矢尻のたとえ

あるソフト会社の会議室で、泥仕合が繰り広げられていました。製品にクレームを付けた客が金を返せと怒鳴り込んできたのです。

「なんでこんなバグが製品にあるんだ。ちゃんとテストしてんのか。」

怒鳴りまくる客の声は会議室にも届き、、出荷のための徹夜の連続でへばっていたところを叩き起こされたカンダダは力もなくいいました。

「この件は「機能上の制限」ということで、出荷期日を優先すると皆さんが合意したじゃないですか」

「ええっっ??、制限とは聞いたが、バグを「制限」と呼ぶとは聞いてないよ。」セールスマネージャーが言いました。

「品質を売り物にするキャンペーンが台無しだ。どーしてくれるんだ」マーケティングマネージャーが言いました。
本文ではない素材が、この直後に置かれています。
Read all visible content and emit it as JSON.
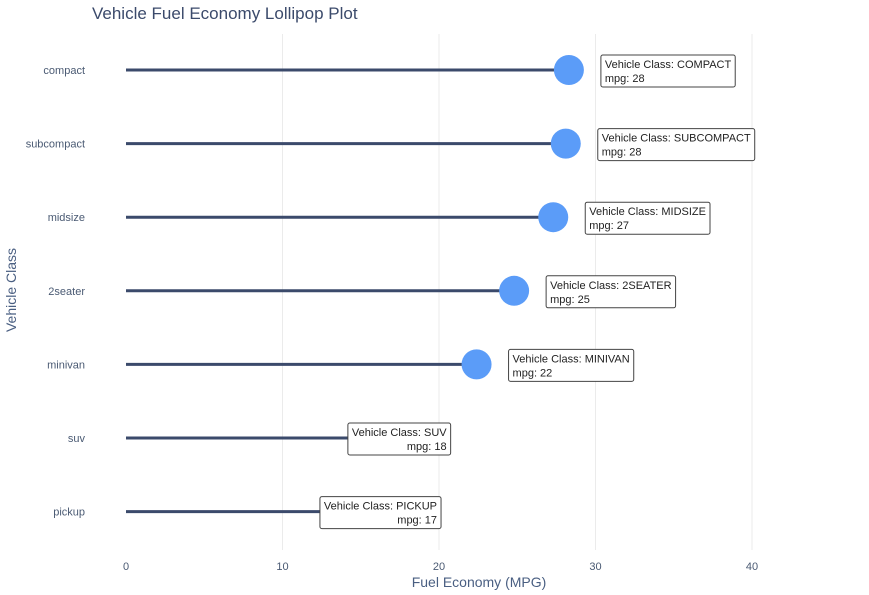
{
  "chart_data": {
    "type": "lollipop",
    "title": "Vehicle Fuel Economy Lollipop Plot",
    "xlabel": "Fuel Economy (MPG)",
    "ylabel": "Vehicle Class",
    "xlim": [
      0,
      40
    ],
    "x_ticks": [
      0,
      10,
      20,
      30,
      40
    ],
    "grid": true,
    "categories": [
      "compact",
      "subcompact",
      "midsize",
      "2seater",
      "minivan",
      "suv",
      "pickup"
    ],
    "values": [
      28.3,
      28.1,
      27.3,
      24.8,
      22.4,
      18.1,
      16.9
    ],
    "hover_labels": [
      {
        "line1": "Vehicle Class: COMPACT",
        "line2": "mpg: 28"
      },
      {
        "line1": "Vehicle Class: SUBCOMPACT",
        "line2": "mpg: 28"
      },
      {
        "line1": "Vehicle Class: MIDSIZE",
        "line2": "mpg: 27"
      },
      {
        "line1": "Vehicle Class: 2SEATER",
        "line2": "mpg: 25"
      },
      {
        "line1": "Vehicle Class: MINIVAN",
        "line2": "mpg: 22"
      },
      {
        "line1": "Vehicle Class: SUV",
        "line2": "mpg: 18"
      },
      {
        "line1": "Vehicle Class: PICKUP",
        "line2": "mpg: 17"
      }
    ],
    "colors": {
      "stem": "#3b4a6b",
      "marker": "#5b9cf8",
      "grid": "#ebebeb",
      "text": "#4a5a73"
    }
  }
}
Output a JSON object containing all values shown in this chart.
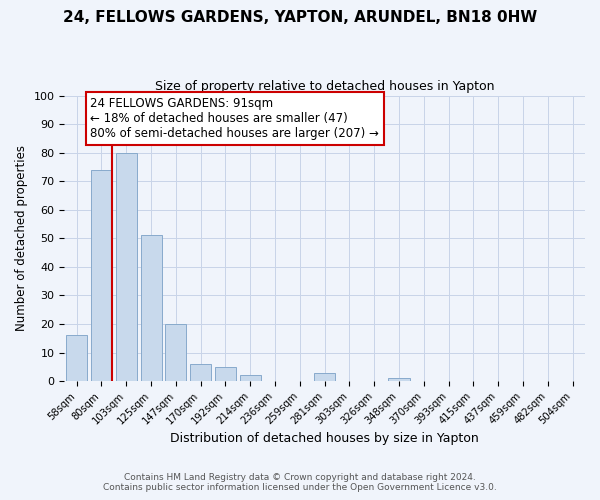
{
  "title": "24, FELLOWS GARDENS, YAPTON, ARUNDEL, BN18 0HW",
  "subtitle": "Size of property relative to detached houses in Yapton",
  "xlabel": "Distribution of detached houses by size in Yapton",
  "ylabel": "Number of detached properties",
  "bar_labels": [
    "58sqm",
    "80sqm",
    "103sqm",
    "125sqm",
    "147sqm",
    "170sqm",
    "192sqm",
    "214sqm",
    "236sqm",
    "259sqm",
    "281sqm",
    "303sqm",
    "326sqm",
    "348sqm",
    "370sqm",
    "393sqm",
    "415sqm",
    "437sqm",
    "459sqm",
    "482sqm",
    "504sqm"
  ],
  "bar_heights": [
    16,
    74,
    80,
    51,
    20,
    6,
    5,
    2,
    0,
    0,
    3,
    0,
    0,
    1,
    0,
    0,
    0,
    0,
    0,
    0,
    0
  ],
  "bar_color": "#c8d9ec",
  "bar_edgecolor": "#88aacc",
  "ylim": [
    0,
    100
  ],
  "yticks": [
    0,
    10,
    20,
    30,
    40,
    50,
    60,
    70,
    80,
    90,
    100
  ],
  "vline_color": "#cc0000",
  "vline_x": 1.42,
  "annotation_title": "24 FELLOWS GARDENS: 91sqm",
  "annotation_line1": "← 18% of detached houses are smaller (47)",
  "annotation_line2": "80% of semi-detached houses are larger (207) →",
  "annotation_box_color": "#ffffff",
  "annotation_box_edgecolor": "#cc0000",
  "footer1": "Contains HM Land Registry data © Crown copyright and database right 2024.",
  "footer2": "Contains public sector information licensed under the Open Government Licence v3.0.",
  "background_color": "#f0f4fb",
  "grid_color": "#c8d4e8"
}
「客の苦情を聞くのは、おれたちだ。サポートだからとぱかにするな」

よく眠っている連中に攻められて、カンダダは、反論する気力もなくただうつむくばかりでした。するとそこにオシャカ様がやってきました。

「もうかりまっか?」

ちなみに、オシャカ様は、人の心に直接語りかけるため、その声は、聞く人の心のイメージに従って聞こえるのです。

「なにをワイワイワイワイやっとるんや。おまえら」

「オシャカ様、だから、問題の経緯を」カンダダは蚊の鳴くような声で答えました。

「ええかっ、問題はこの客にカネを返さずに如何に黙らして帰すかや。カネがなかったら手形も落とせんのやでっ。」

「それはそうですが、バグを直すのもパッケージの回収にもコストと時間がかかります。」

「アホかおのれは!! 本質をみんかい!! こいつは、この客は何を求めておるっ。なんでバグごときでここまでくるんや。考えてみぃ。認知や、リワードや、つまりは認めてほしいんや。その上でちょっと得したいんやっ」

すると、見る間にオシャカ様は「プレミアムパートナーユーザー」なるカードを出現させました。そして、クレームの客にこう言われたのです。

「お客様。大変ありがとうございました。お客様のおかげで、製品の重大な問題を発見することが出来ました。感謝を込めて「プレミアムパートナーユーザー」に認定させて戴きたいと思います。そして、感謝の心を込めて、デジタルクラブスカパーセットと携帯電話を贈呈いたします。」

するとどうでしょう。客は満足したばかりか、四年も拘束があるデジタルクラブ申込書にすらすらとサインしました。こうして会社はスカパー代理店キックバックも手中に収めることが出来、その後、クレーム処理をプロフィットセンターとして分離し、バグが出れば出るほど儲かる会社として株式公開さえしたのです。

これをみてカンダダは、たいそう感心し、

「さすがに教祖になるようなやつは違うぜ」

とこころからオシャカ様にたいする信仰を深めたとのことです。